Mankind has long feared that some totalitarian state, as vividly described by visionary writers like George Orwell (1984), Aldous Huxley (Brave New World), and Yevgeny Zamyatin (We), will ultimately arise and enslave him in an inescapable technological dystopia.
However, it is not usually the technology, an inherently neutral force, which men fear most; the deep distrust is directed at the shadowy individuals behind the curtain who may be tempted to use their tinkering prowess for ulterior motives, like crushing human freedom underfoot.
Consider, for example, how futurists warned of the day when consumers would voluntarily line up for the pleasure of being ‘microchipped’ so as to more efficiently access the ‘matrix’ with a magical wave of the hand. Well, that drop of derangement has already seen the light of day. The technology, injected under the skin, was thought to be the end game, the so-called ‘mark of the beast’ according to some apocalyptic critics, as far as personal freedom is concerned. Unless human beings submitted to being electronically chipped, the doomsayers say, they would be barred from engaging in vital social activities, including shopping, banking or using the Internet. In effect a death sentence.

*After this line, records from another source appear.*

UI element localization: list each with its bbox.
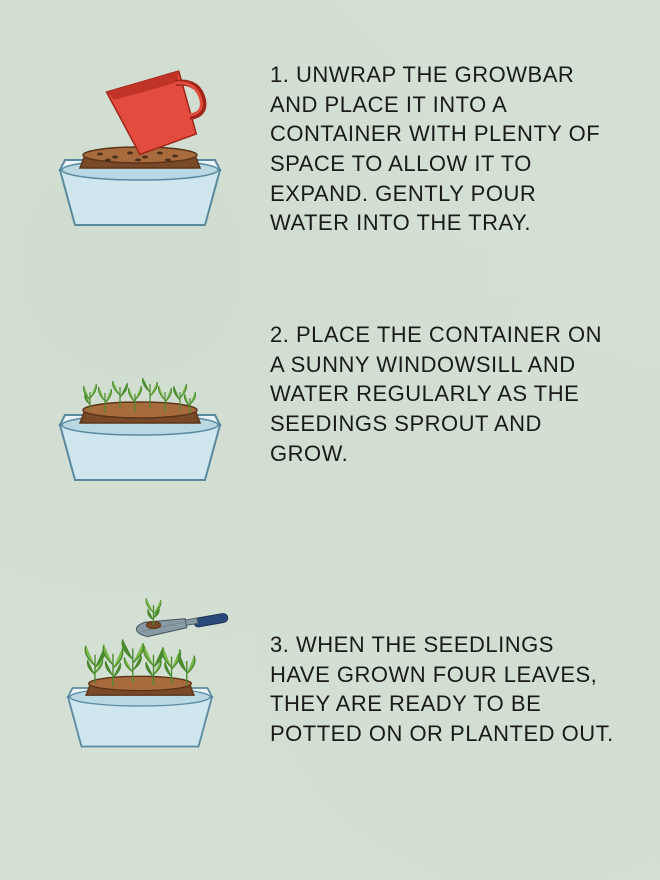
tray-plants-trowel-icon [40,580,240,760]
tray-seedlings-icon [40,320,240,500]
step-3: 3. WHEN THE SEEDLINGS HAVE GROWN FOUR LE… [40,580,620,760]
step-1-text: 1. UNWRAP THE GROWBAR AND PLACE IT INTO … [270,60,620,238]
step-2: 2. PLACE THE CONTAINER ON A SUNNY WINDOW… [40,320,620,500]
step-3-illustration [40,580,240,760]
step-1-illustration [40,60,240,240]
step-2-illustration [40,320,240,500]
step-1: 1. UNWRAP THE GROWBAR AND PLACE IT INTO … [40,60,620,240]
tray-watering-can-icon [40,60,240,240]
step-2-text: 2. PLACE THE CONTAINER ON A SUNNY WINDOW… [270,320,620,468]
step-3-text: 3. WHEN THE SEEDLINGS HAVE GROWN FOUR LE… [270,580,620,749]
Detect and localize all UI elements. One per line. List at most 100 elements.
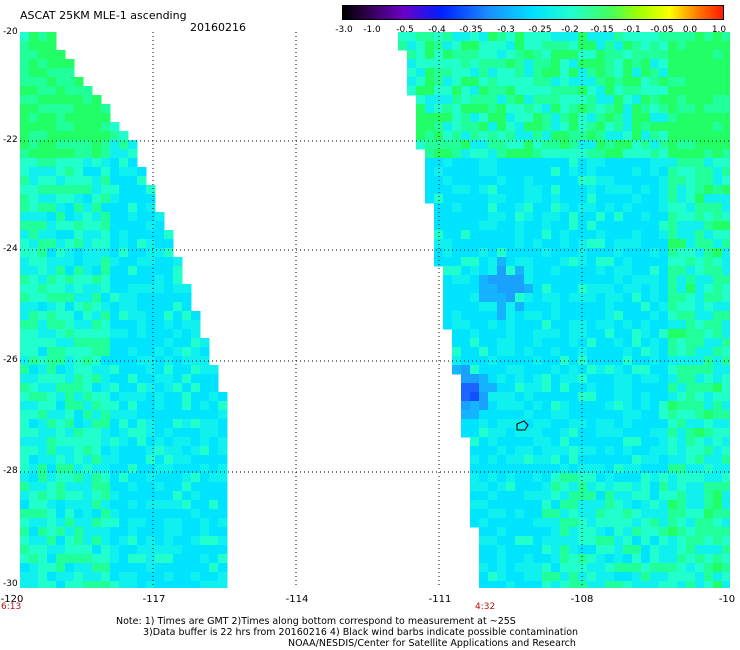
wind-cell [182, 284, 192, 294]
wind-cell [560, 131, 570, 141]
wind-cell [614, 122, 624, 132]
wind-cell [74, 392, 84, 402]
wind-cell [515, 356, 525, 366]
wind-cell [614, 194, 624, 204]
wind-cell [578, 473, 588, 483]
wind-cell [488, 338, 498, 348]
wind-cell [29, 239, 39, 249]
wind-cell [722, 167, 730, 177]
wind-cell [497, 491, 507, 501]
wind-cell [128, 230, 138, 240]
wind-cell [65, 167, 75, 177]
wind-cell [623, 500, 633, 510]
wind-cell [659, 365, 669, 375]
wind-cell [173, 473, 183, 483]
wind-cell [461, 41, 471, 51]
wind-cell [218, 500, 228, 510]
wind-cell [461, 221, 471, 231]
wind-cell [650, 212, 660, 222]
wind-cell [209, 392, 219, 402]
wind-cell [191, 347, 201, 357]
wind-cell [524, 311, 534, 321]
wind-cell [92, 320, 102, 330]
wind-cell [164, 482, 174, 492]
wind-cell [452, 59, 462, 69]
wind-cell [605, 203, 615, 213]
wind-cell [56, 131, 66, 141]
wind-cell [542, 338, 552, 348]
wind-cell [524, 59, 534, 69]
wind-cell [191, 500, 201, 510]
wind-cell [560, 167, 570, 177]
wind-cell [65, 374, 75, 384]
wind-cell [605, 113, 615, 123]
wind-cell [560, 437, 570, 447]
wind-cell [632, 194, 642, 204]
wind-cell [56, 383, 66, 393]
wind-cell [578, 140, 588, 150]
wind-cell [443, 59, 453, 69]
wind-cell [542, 77, 552, 87]
wind-cell [524, 122, 534, 132]
wind-cell [560, 401, 570, 411]
wind-cell [524, 77, 534, 87]
wind-cell [704, 185, 714, 195]
wind-cell [614, 32, 624, 42]
wind-cell [497, 95, 507, 105]
wind-cell [668, 32, 678, 42]
wind-cell [83, 419, 93, 429]
wind-cell [587, 221, 597, 231]
wind-cell [587, 374, 597, 384]
wind-cell [668, 491, 678, 501]
wind-cell [650, 104, 660, 114]
wind-cell [110, 230, 120, 240]
wind-cell [497, 167, 507, 177]
wind-cell [560, 104, 570, 114]
lon-label: -108 [570, 594, 594, 605]
wind-cell [515, 86, 525, 96]
wind-cell [146, 230, 156, 240]
wind-cell [488, 500, 498, 510]
wind-cell [713, 419, 723, 429]
wind-cell [632, 122, 642, 132]
wind-cell [110, 212, 120, 222]
wind-cell [641, 104, 651, 114]
wind-cell [605, 266, 615, 276]
wind-cell [623, 536, 633, 546]
wind-cell [488, 563, 498, 573]
wind-cell [686, 32, 696, 42]
wind-cell [155, 518, 165, 528]
wind-cell [29, 464, 39, 474]
wind-cell [218, 572, 228, 582]
wind-cell [695, 392, 705, 402]
wind-cell [686, 50, 696, 60]
wind-cell [524, 131, 534, 141]
wind-cell [497, 185, 507, 195]
wind-cell [596, 473, 606, 483]
wind-cell [20, 518, 30, 528]
wind-cell [596, 266, 606, 276]
wind-cell [20, 527, 30, 537]
wind-cell [443, 158, 453, 168]
wind-cell [92, 284, 102, 294]
wind-cell [407, 32, 417, 42]
wind-cell [668, 545, 678, 555]
wind-cell [641, 275, 651, 285]
wind-cell [569, 338, 579, 348]
wind-cell [101, 464, 111, 474]
wind-cell [722, 221, 730, 231]
wind-cell [650, 347, 660, 357]
wind-cell [101, 554, 111, 564]
wind-cell [128, 464, 138, 474]
wind-cell [668, 149, 678, 159]
wind-cell [686, 293, 696, 303]
wind-cell [695, 437, 705, 447]
wind-cell [614, 302, 624, 312]
wind-cell [92, 167, 102, 177]
wind-cell [29, 266, 39, 276]
wind-cell [659, 113, 669, 123]
wind-cell [659, 392, 669, 402]
wind-cell [119, 509, 129, 519]
wind-cell [29, 221, 39, 231]
wind-cell [506, 446, 516, 456]
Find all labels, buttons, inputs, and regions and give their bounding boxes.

Today, however, with radical advances being made in the field of facial recognition technologies, it looks as though the promising chip has met its match.
In a recent article by Market Watch, a new ‘frictionless’ consumer dawn is on the horizon where cumbersome accessories like wallets and purses, together with the outdated cash and credit cards they hold, will be replaced by a payment scheme known as the “biometric mobile wallet.” Sounds like the ultimate gift this holiday season, right? Well, think again. First of all, the name of the technology is very misleading since there is no leather billfold to wrap up and place under the Christmas tree. That’s because the system works off an individual’s distinctive bodily features, face, fingerprints and retinas. In other words, the ultimate ‘face control.’
As to be expected, the article heaps boundless praise on the technology, which is on the verge of going live. Soon, harried shoppers will no longer have to fumble around in their purses to find their credit cards. Just stare blankly into the “in-store facial recognition machines” and you’re on your way. In addition to that small convenience it provides the consumer, it also has the added ‘advantage’ of making people spend more money, since the ‘frictionless’ transaction gives the illusion, and a potentially dangerous one at that considering the US consumer’s outstanding debt burden, that no dirty money has traded hands.
Still, something doesn’t feel right. Perhaps it has to do with the summary of the article, which says that the deployment of facial recognition will remove “the last physical barrier between our bodies and Corporate America.” I felt the urge to take a very hot shower after reading that line. And later in the same article, the creep factor went into overdrive with a similar quote by Aram Sinnreich, associate professor of communication studies at American University.
“Every technological necessity exists in the real world and is used commercially,” Sinnreich said matter-of-factly. “It’s the neoliberal takeover of the human body.”
Yet, another loaded comment, and one that screams ‘enslavement’ minus the unfashionable chains of yesteryear. The question is, who will exactly benefit from this so-called “technological necessity” and to what end? The only real benefits that I can see from facial recognition, at least from the consumers’ perspective, are that people no longer have to worry about losing their wallets, or wasting an extra 30 seconds using their credit cards.